Utilisez le rapport Vidéos de la Search Console pour surveiller l'indexation. Google y liste les vidéos détectées, celles indexées, et les erreurs éventuelles. Vérifiez régulièrement les erreurs de miniature, de schema.org invalide, ou de fichier vidéo inaccessible. C'est le seul outil fiable pour diagnostiquer les problèmes d'indexation vidéo.
Testez aussi vos URLs en recherche directe avec l'opérateur site:votredomaine.com filtré sur « Vidéos ». Si vos vidéos n'apparaissent pas alors qu'elles sont marquées indexées dans Search Console, c'est probablement un problème de qualité ou de pertinence perçue par Google. Dans ce cas, retravaillez les métadonnées et la qualité de la miniature.
- Implémenter schema.org VideoObject sur toutes les pages vidéo avec tous les champs obligatoires remplis
- Créer et soumettre un sitemap vidéo dédié dans Search Console
- Vérifier que les fichiers vidéo et miniatures sont accessibles sans login ni restriction géographique
- Fournir des transcriptions ou sous-titres pour améliorer la compréhension du contenu par Google
- Utiliser des miniatures haute résolution (minimum 1280x720px) et pertinentes
- Surveiller le rapport Vidéos de Search Console pour détecter les erreurs d'indexation
❓ Questions frequentes
Le schema.org VideoObject suffit-il pour que Google indexe mes vidéos ?

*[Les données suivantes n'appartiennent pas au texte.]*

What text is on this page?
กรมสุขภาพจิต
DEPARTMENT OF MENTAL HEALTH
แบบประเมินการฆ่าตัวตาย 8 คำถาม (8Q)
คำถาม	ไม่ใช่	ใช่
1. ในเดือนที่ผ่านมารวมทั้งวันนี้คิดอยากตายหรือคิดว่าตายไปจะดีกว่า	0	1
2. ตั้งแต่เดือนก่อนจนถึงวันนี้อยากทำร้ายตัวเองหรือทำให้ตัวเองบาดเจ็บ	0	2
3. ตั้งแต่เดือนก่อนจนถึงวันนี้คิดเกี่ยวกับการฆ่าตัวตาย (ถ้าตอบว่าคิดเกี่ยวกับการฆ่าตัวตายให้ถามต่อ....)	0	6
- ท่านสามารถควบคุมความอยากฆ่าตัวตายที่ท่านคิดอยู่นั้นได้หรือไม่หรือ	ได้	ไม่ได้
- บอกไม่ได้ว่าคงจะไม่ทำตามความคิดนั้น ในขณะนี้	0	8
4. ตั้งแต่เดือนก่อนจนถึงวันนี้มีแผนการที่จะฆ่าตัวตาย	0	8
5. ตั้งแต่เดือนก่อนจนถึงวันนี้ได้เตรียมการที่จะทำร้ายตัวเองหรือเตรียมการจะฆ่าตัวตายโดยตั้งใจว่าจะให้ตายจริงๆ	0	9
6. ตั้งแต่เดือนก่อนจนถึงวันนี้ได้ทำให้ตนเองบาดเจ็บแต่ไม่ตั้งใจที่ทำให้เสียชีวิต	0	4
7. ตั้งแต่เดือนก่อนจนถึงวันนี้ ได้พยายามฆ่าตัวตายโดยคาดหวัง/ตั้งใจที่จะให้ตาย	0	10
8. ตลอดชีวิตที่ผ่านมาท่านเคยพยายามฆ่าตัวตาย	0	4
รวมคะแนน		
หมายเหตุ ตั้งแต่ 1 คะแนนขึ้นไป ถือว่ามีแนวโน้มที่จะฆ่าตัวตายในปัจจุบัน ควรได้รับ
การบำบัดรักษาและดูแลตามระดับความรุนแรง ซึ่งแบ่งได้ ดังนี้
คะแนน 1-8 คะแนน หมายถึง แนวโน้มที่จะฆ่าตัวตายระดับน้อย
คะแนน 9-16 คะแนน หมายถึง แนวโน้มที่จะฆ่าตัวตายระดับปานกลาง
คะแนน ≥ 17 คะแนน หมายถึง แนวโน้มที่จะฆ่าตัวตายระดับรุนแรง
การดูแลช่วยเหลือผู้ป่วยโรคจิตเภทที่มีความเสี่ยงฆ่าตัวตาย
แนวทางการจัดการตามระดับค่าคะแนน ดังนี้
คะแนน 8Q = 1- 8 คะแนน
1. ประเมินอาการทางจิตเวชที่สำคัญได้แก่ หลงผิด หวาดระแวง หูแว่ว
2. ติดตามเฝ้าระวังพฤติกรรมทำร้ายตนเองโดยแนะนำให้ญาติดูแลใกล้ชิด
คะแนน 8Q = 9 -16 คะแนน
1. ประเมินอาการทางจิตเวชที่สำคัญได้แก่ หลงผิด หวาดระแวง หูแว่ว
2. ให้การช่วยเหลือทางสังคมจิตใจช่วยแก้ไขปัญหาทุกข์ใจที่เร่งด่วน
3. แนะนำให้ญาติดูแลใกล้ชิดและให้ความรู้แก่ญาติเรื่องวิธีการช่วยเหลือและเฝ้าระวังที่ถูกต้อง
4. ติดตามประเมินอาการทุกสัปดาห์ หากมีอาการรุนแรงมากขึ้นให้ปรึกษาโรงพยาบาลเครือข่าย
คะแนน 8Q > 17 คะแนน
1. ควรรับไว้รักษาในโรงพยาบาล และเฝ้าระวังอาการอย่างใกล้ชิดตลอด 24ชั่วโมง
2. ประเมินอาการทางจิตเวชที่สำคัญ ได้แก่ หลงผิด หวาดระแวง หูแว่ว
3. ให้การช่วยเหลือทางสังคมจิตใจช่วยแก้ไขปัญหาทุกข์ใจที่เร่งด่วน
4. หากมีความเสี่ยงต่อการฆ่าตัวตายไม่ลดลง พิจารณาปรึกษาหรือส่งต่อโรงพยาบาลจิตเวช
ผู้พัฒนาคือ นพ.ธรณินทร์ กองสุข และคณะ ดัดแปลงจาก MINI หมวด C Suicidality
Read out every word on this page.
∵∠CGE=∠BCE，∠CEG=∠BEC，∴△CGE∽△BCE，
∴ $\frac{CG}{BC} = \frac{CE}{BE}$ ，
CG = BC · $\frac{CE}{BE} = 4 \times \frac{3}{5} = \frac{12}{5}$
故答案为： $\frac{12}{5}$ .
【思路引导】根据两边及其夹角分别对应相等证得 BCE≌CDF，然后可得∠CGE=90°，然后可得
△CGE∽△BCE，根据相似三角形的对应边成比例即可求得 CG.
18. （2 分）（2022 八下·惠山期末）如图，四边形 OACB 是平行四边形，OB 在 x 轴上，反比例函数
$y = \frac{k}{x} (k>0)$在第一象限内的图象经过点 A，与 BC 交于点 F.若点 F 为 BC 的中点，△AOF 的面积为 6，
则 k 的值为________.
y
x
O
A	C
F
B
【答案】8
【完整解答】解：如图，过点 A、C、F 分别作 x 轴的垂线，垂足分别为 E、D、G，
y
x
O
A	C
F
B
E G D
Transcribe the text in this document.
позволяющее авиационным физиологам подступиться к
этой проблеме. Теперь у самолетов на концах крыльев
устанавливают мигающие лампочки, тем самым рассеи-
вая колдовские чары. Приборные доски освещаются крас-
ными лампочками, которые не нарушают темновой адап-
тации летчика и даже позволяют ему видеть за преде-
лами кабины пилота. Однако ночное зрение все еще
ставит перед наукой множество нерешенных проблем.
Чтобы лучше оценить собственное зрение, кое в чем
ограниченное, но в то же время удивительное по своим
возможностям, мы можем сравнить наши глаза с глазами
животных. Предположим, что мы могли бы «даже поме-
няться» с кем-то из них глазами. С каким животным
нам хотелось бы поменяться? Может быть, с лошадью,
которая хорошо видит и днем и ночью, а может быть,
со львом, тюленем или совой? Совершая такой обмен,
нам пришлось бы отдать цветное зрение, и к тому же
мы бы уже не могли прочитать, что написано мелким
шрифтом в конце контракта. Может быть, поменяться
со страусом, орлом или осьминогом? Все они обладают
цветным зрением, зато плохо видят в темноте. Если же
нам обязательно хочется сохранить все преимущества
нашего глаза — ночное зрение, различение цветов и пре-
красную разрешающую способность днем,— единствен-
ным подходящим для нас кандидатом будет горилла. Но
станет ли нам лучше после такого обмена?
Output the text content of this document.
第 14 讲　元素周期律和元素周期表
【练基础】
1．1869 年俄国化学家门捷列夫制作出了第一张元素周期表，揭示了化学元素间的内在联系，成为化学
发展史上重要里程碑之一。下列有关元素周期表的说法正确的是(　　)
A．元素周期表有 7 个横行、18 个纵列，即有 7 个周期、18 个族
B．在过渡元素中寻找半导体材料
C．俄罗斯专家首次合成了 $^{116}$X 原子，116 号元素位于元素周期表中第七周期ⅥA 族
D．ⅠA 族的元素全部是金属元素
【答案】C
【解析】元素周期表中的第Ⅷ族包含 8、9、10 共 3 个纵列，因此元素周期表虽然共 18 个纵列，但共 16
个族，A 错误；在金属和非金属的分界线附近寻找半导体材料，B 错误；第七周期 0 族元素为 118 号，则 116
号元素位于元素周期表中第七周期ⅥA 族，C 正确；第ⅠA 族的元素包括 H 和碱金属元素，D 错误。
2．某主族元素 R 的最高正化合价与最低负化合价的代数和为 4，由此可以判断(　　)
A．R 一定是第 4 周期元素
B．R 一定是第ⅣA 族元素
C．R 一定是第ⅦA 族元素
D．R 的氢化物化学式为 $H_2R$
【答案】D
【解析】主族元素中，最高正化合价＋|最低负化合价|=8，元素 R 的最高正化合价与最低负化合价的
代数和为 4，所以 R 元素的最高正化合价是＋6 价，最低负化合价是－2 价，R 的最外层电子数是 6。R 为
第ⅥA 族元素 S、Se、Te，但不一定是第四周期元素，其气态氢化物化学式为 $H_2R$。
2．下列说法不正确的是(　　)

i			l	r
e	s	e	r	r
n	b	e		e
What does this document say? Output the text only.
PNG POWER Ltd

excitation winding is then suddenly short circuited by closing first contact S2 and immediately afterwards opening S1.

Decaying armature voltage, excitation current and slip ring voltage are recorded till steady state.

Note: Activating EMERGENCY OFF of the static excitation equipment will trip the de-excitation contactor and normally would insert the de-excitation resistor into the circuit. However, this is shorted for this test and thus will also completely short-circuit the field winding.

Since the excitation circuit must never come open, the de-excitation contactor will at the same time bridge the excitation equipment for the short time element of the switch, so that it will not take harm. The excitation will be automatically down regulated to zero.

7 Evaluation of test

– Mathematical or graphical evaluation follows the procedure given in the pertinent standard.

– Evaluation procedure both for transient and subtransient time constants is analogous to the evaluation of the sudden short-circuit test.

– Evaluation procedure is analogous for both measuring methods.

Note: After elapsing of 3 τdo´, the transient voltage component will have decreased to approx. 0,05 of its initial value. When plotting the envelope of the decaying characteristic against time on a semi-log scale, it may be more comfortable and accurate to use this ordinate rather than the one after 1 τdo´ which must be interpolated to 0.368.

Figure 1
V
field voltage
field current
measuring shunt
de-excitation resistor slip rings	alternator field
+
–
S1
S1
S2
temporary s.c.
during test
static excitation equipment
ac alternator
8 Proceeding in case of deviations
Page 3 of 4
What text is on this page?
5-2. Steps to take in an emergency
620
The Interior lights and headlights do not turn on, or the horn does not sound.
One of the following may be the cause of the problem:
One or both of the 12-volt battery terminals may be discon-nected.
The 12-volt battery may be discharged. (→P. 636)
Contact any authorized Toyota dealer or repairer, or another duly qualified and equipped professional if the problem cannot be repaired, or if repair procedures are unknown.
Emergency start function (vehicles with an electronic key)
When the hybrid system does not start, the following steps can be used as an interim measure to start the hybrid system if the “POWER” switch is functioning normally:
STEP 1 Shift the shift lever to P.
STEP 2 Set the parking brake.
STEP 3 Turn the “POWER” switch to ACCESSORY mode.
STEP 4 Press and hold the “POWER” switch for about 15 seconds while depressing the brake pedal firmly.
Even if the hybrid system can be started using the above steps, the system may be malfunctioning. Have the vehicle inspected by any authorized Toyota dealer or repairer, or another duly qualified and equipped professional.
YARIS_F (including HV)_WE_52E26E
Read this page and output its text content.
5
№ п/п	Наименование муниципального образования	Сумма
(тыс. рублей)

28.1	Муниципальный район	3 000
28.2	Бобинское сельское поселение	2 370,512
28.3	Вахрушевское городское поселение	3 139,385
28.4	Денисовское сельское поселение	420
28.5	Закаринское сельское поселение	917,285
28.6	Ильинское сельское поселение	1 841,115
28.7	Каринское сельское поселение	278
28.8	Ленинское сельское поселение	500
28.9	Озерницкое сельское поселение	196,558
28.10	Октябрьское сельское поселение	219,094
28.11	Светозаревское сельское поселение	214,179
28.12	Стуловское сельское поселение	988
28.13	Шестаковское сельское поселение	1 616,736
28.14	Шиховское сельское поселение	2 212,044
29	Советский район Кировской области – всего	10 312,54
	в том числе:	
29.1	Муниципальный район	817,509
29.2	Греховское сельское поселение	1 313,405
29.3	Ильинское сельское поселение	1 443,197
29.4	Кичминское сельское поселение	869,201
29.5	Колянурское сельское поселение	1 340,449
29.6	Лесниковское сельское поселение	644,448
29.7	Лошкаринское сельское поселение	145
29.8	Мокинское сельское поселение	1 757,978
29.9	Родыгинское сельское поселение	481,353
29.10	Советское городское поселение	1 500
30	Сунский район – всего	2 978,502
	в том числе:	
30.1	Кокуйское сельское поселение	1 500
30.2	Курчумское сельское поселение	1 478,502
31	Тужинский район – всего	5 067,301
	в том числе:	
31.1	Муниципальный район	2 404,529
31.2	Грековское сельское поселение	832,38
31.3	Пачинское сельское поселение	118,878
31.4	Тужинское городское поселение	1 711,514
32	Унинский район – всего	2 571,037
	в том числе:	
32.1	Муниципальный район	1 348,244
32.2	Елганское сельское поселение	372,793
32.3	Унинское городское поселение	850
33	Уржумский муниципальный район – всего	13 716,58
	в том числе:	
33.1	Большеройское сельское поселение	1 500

Mes vidéos hébergées sur YouTube peuvent-elles être indexées sur mon site ?
Les transcriptions vidéo améliorent-elles le ranking de mes pages ?
Comment empêcher mes vidéos d'apparaître dans Google Vidéos sans bloquer l'indexation de la page ?
Quelle est la taille minimale recommandée pour les miniatures vidéo ?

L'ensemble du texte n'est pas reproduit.